Ella se enamoró un jueves entre las seis y las ocho. Tenía la ropa en el suelo y unas copas encima pero no hizo un solo movimiento para abrir la boca con tal de no desperdiciar la tarde. 


“Pídeme que me detenga, que esto no está bien”, cantó Carreira de lo más oportuno y Ella se escondió bajo las sábanas. Él, enfebrecido de pasión como otras veces contribuyó ignorante a esos sueños locos y para aprovechar el tiempo la agarró a los besos.

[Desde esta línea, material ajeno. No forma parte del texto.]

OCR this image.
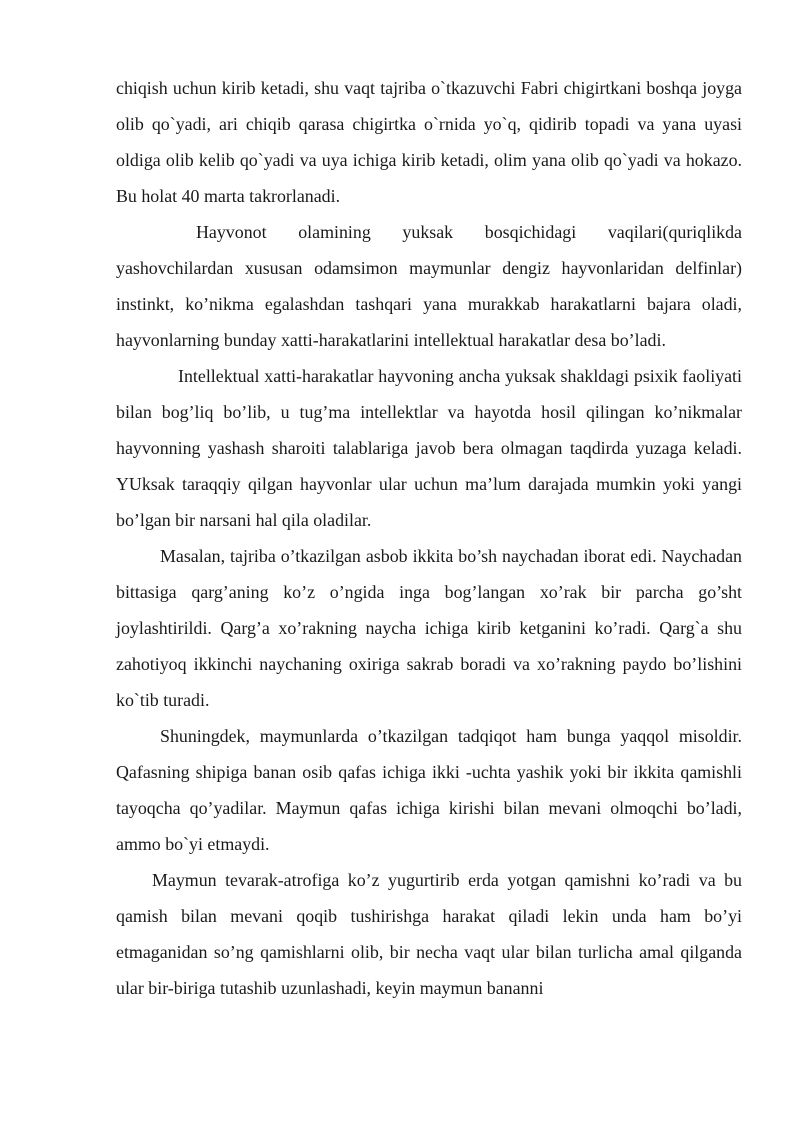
chiqish uchun kirib ketadi, shu vaqt tajriba o`tkazuvchi Fabri chigirtkani boshqa joyga olib qo`yadi, ari chiqib qarasa chigirtka o`rnida yo`q, qidirib topadi va yana uyasi oldiga olib kelib qo`yadi va uya ichiga kirib ketadi, olim yana olib qo`yadi va hokazo. Bu holat 40 marta takrorlanadi.

Hayvonot olamining yuksak bosqichidagi vaqilari(quriqlikda yashovchilardan xususan odamsimon maymunlar dengiz hayvonlaridan delfinlar) instinkt, ko’nikma egalashdan tashqari yana murakkab harakatlarni bajara oladi, hayvonlarning bunday xatti-harakatlarini intellektual harakatlar desa bo’ladi.

Intellektual xatti-harakatlar hayvoning ancha yuksak shakldagi psixik faoliyati bilan bog’liq bo’lib, u tug’ma intellektlar va hayotda hosil qilingan ko’nikmalar hayvonning yashash sharoiti talablariga javob bera olmagan taqdirda yuzaga keladi. YUksak taraqqiy qilgan hayvonlar ular uchun ma’lum darajada mumkin yoki yangi bo’lgan bir narsani hal qila oladilar.

Masalan, tajriba o’tkazilgan asbob ikkita bo’sh naychadan iborat edi. Naychadan bittasiga qarg’aning ko’z o’ngida inga bog’langan xo’rak bir parcha go’sht joylashtirildi. Qarg’a xo’rakning naycha ichiga kirib ketganini ko’radi. Qarg`a shu zahotiyoq ikkinchi naychaning oxiriga sakrab boradi va xo’rakning paydo bo’lishini ko`tib turadi.

Shuningdek, maymunlarda o’tkazilgan tadqiqot ham bunga yaqqol misoldir. Qafasning shipiga banan osib qafas ichiga ikki -uchta yashik yoki bir ikkita qamishli tayoqcha qo’yadilar. Maymun qafas ichiga kirishi bilan mevani olmoqchi bo’ladi, ammo bo`yi etmaydi.

Maymun tevarak-atrofiga ko’z yugurtirib erda yotgan qamishni ko’radi va bu qamish bilan mevani qoqib tushirishga harakat qiladi lekin unda ham bo’yi etmaganidan so’ng qamishlarni olib, bir necha vaqt ular bilan turlicha amal qilganda ular bir-biriga tutashib uzunlashadi, keyin maymun bananni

Brazos enérgicos y buenas piernas siguieron encontrándose con regularidad y entusiasmo. Semanas iban, veranos venían y el paisaje no cambiaba en absoluto. Ella con gusto porque en el fondo estaba acostumbrada a la mala vida y Él -aunque nunca la quiso como Ella quería- divirtiéndose mucho en el intento porque no la había visto llorar.











Ella lo dejó un viernes de quincena. Entonces ya tenía una cuenta en el banco, había llenado el clóset con varios pares de zapatos del mismo color y no debía en la tienda de la esquina de su nueva colonia. Partes de su cuerpo se rehusaban a seguirla pero de todas formas se fue caminando con paso lento hasta llegar lo más lejos que pudo. Él se lamentó por la pérdida y se fue a jugar un partido de tenis para olvidar.
Ella volvió con Él el lunes siguiente.